Les enquêtes sur les tremblements de terre lors de concerts deviennent lentement mais sûrement une branche de recherche à part entière. Que ce soit au festival Tempelhof Sounds, à Coldplay au stade olympique de Berlin ou récemment à Taylor Swift à Seattle, Los Angeles et Zurich, de grandes foules peuvent déclencher des tremblements de terre si tout le monde fait un certain mouvement en même temps. Et la science s’en rend compte.
Les activités sismiques des Swifties lors des concerts de Taylor Swift à Hambourg font également l’objet d’une enquête. Mardi et mercredi, une «Taylor Task Force», composée de sismologues et de physiciens, apportera un soutien scientifique aux performances, comme le rapporte le «Hamburger Abendblatt». Au total, environ 100 000 supporters se rendront au Volksparkstadion pendant deux soirées. Vous êtes un participant indirect à une enquête.
Il est important de faire la distinction entre les tremblements de terre et les vibrations sismiques. Céline Hadziioannou, professeur de sismologie à l’Institut de géophysique de l’Université de Hambourg, l’a expliqué au journal : “Il ne s’agit pas d’un tremblement de terre. Les plaques tectoniques devraient se déplacer, des parties de la croûte terrestre ou des roches souterraines se briseraient.”

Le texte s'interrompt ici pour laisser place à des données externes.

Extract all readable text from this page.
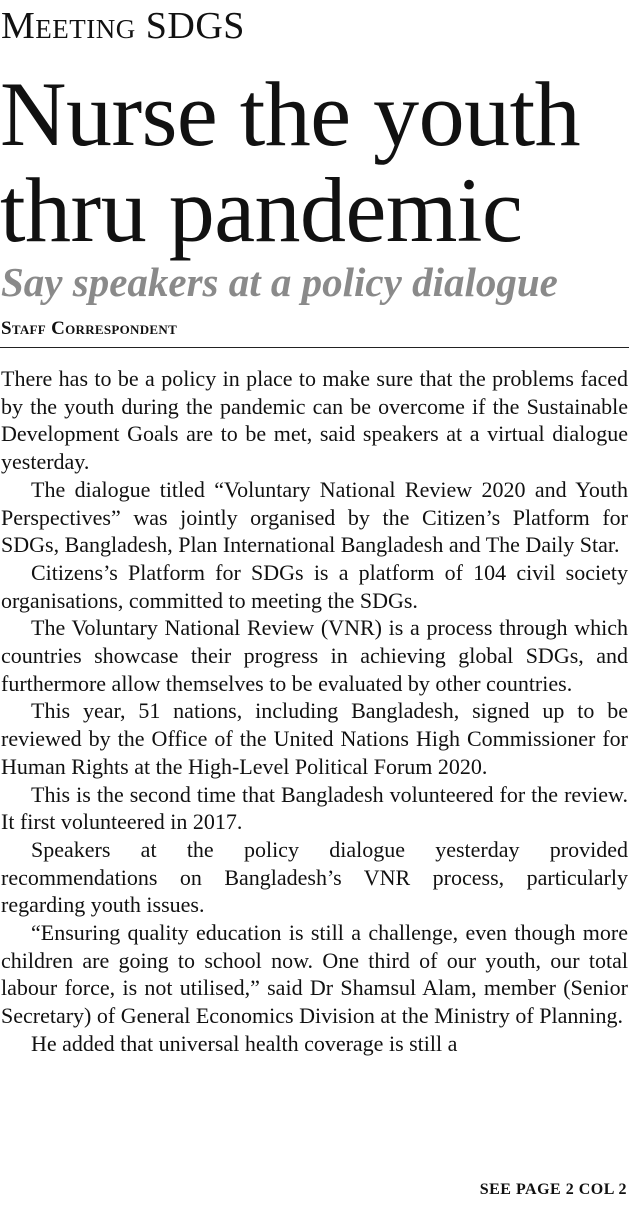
Meeting SDGS
Nurse the youth
thru pandemic
Say speakers at a policy dialogue
Staff Correspondent

There has to be a policy in place to make sure that the problems faced by the youth during the pandemic can be overcome if the Sustainable Development Goals are to be met, said speakers at a virtual dialogue yesterday.

The dialogue titled “Voluntary National Review 2020 and Youth Perspectives” was jointly organised by the Citizen’s Platform for SDGs, Bangladesh, Plan International Bangladesh and The Daily Star.

Citizens’s Platform for SDGs is a platform of 104 civil society organisations, committed to meeting the SDGs.

The Voluntary National Review (VNR) is a process through which countries showcase their progress in achieving global SDGs, and furthermore allow themselves to be evaluated by other countries.

This year, 51 nations, including Bangladesh, signed up to be reviewed by the Office of the United Nations High Commissioner for Human Rights at the High-Level Political Forum 2020.

This is the second time that Bangladesh volunteered for the review. It first volunteered in 2017.

Speakers at the policy dialogue yesterday provided recommendations on Bangladesh’s VNR process, particularly regarding youth issues.

“Ensuring quality education is still a challenge, even though more children are going to school now. One third of our youth, our total labour force, is not utilised,” said Dr Shamsul Alam, member (Senior Secretary) of General Economics Division at the Ministry of Planning.

He added that universal health coverage is still a

SEE PAGE 2 COL 2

Le support technique des deux apparitions de Swift ressemble à ceci : les chercheurs sont censés mesurer les vibrations à l’aide du réseau de capteurs sismiques à haute résolution « WAVE » sur le campus du synchrotron électronique allemand (DESY). « WAVE » est composé d’environ 19 kilomètres de câbles à fibres optiques – l’un des réseaux de mesure les plus denses au monde.
Les mesures seraient transmises en temps réel via un flux en direct, disponible les deux jours de concert à partir de 18h. Comme l’a encore annoncé Céline Hadziioannou, l’étude ne vise pas seulement à fournir des informations sur les « tremblements de terre rapides », mais aussi à améliorer de manière générale le niveau de connaissance sur la propagation des ondes sismiques dans les zones urbaines.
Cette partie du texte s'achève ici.